Background technology
In information system application, operation every time can all leave a trace, and here it is daily record, each journal file is remembered by daily record
Record composition, every log recording describe the primary event individually occurred.Inside a complete information system, log system
It is a very important functional component.It can record all behaviors caused by system, and according to certain specification
It expresses.Daily record records necessary, valuable for IT resource correlated activations such as server, work station, fire wall and application software
The record of the information of value, these information is all highly important to system monitoring, inquiry, security audit and troubleshooting.
Existing large scope software is mostly more people's exploitations, or using the software in a variety of sources, is integrated with and largely increases income
The code of community, the code spice of software inhouse are difficult point after this daily record inherent logic complexity error there are many inconsistent
Analysis, user is difficult that effective information is quickly obtained from daily record, it is difficult to achieve the purpose that improve fault diagnosis efficiency.More at present
Development community adds some log processing methods in their Log Administration System, but all there are many problems, such as:Daily record
The storage of data is chaotic;User oriented service is related to seldom, and user is difficult to customize daily record data according to demand.Therefore, such as
What quickly and effectively handles daily record, and useful log information return to be current log services research must examine
The problem considered.
It is on the increase with the running log of application software, more and more researchers begin to focus on log collection kimonos
The research work of business processing this respect, while the software and system, Scribe that also occur largely for this respect research are
The result collection system that Facebook increases income, has got a lot of applications inside Facebook.It can be from various daily records
Collector journal on source.Logstash be an application log, the transmission of event, processing, management and search platform, can be with
Management is collected to application log come unified with it, provides web interface for inquiring and counting.Flume is
The High Availabitity that Cloudera is provided, highly reliable, distributed massive logs acquisition, polymerization and the system transmitted,
Flume supports to customize Various types of data sender in log system, for collecting data.But most of these softwares are only inclined to
There is no subsequent processing for daily record after collector journal, collection, it is difficult to reach the demand that user refines daily record data.
Invention content
For the studies above background and problem, the present invention provides a kind of application software running log based on Spark
It collects and service processing frame:A daily record data service level frame is proposed, is provided for the different resource at all levels
Log services include the log collection service of daily record data resource layer, the daily record data storage service of daily record data service layer, day
The user of will data application layer obtains daily record data service.It is collected into original by the log collection service of daily record data resource layer
After beginning data, it is pushed to daily record data service layer and carries out daily record data pretreatment, then number is stored by daily record data storage service
According to finally providing a user daily record data service in daily record data application layer.

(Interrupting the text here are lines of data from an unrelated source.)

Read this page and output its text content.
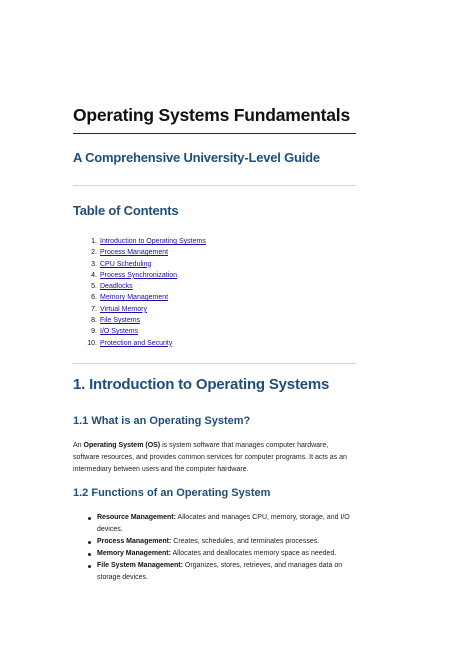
Operating Systems Fundamentals
A Comprehensive University-Level Guide
Table of Contents
1. Introduction to Operating Systems
2. Process Management
3. CPU Scheduling
4. Process Synchronization
5. Deadlocks
6. Memory Management
7. Virtual Memory
8. File Systems
9. I/O Systems
10. Protection and Security
1. Introduction to Operating Systems
1.1 What is an Operating System?

An Operating System (OS) is system software that manages computer hardware, software resources, and provides common services for computer programs. It acts as an intermediary between users and the computer hardware.

1.2 Functions of an Operating System
Resource Management: Allocates and manages CPU, memory, storage, and I/O devices.
Process Management: Creates, schedules, and terminates processes.
Memory Management: Allocates and deallocates memory space as needed.
File System Management: Organizes, stores, retrieves, and manages data on storage devices.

Technical scheme is as follows:
A kind of collection of the application software running log based on Spark and service processing system, which is characterized in that including day
The log collection service unit of will data resource layer, the daily record data storage service unit and daily record data of daily record data service layer
The user of pre-processing service unit, daily record data application layer obtains daily record data service unit, wherein:
Log collection service unit:For acquiring the original day generated in application software operation on daily record data resource layer
Will data;
Daily record data pre-processing service unit:For log data according to demand to be rejected unnecessary information,
The message of user's needs is left, including following three aspects pretreatment work is made to initial data:Data filtering, data deduplication with
Log recording is segmented;
Daily record data storage service unit:For being responsible for storing initial data and pretreated data;
User obtains daily record data service unit:For providing multi-condition inquiry service interface, inquiry clothes are provided a user
Business;
A kind of collection of the application software running log based on Spark and service processing method, which is characterized in that including such as
Lower step:
Step 1:Log collection service collects log data using distributed collection strategy;
Step 2:Daily record data pre-processing service pre-processes the log data being collected into.
Step 3:Daily record data storage service receives log data and pretreated daily record data is stored in respectively
In different databases;
Step 4:User obtains daily record data service, is used to provide multi-condition inquiry service interface, provides a user and look into
Ask service;
Collection in a kind of above-mentioned application software running log based on Spark and service processing method, the step
Rapid 1 comprises the steps of:
Step 1.1:Log collection service connects log services node using failover modes, can automatically select available
Node connects.When some node goes wrong in daily record service node cluster, then the daily record data being collected into can be passed to it
His service node.When cluster message service node is unavailable, other available message clothes will be selected automatically by failover
Business node processing.
Step 1.2:When carrying out collection of log data, log collection module sets journal file path, daily record number first
Can be completed in each child node according to collection work, collect after the completion of convergence synthesis one big log data set, here in order to
Meet the needs of user is for daily record data, a filter is set in each child node.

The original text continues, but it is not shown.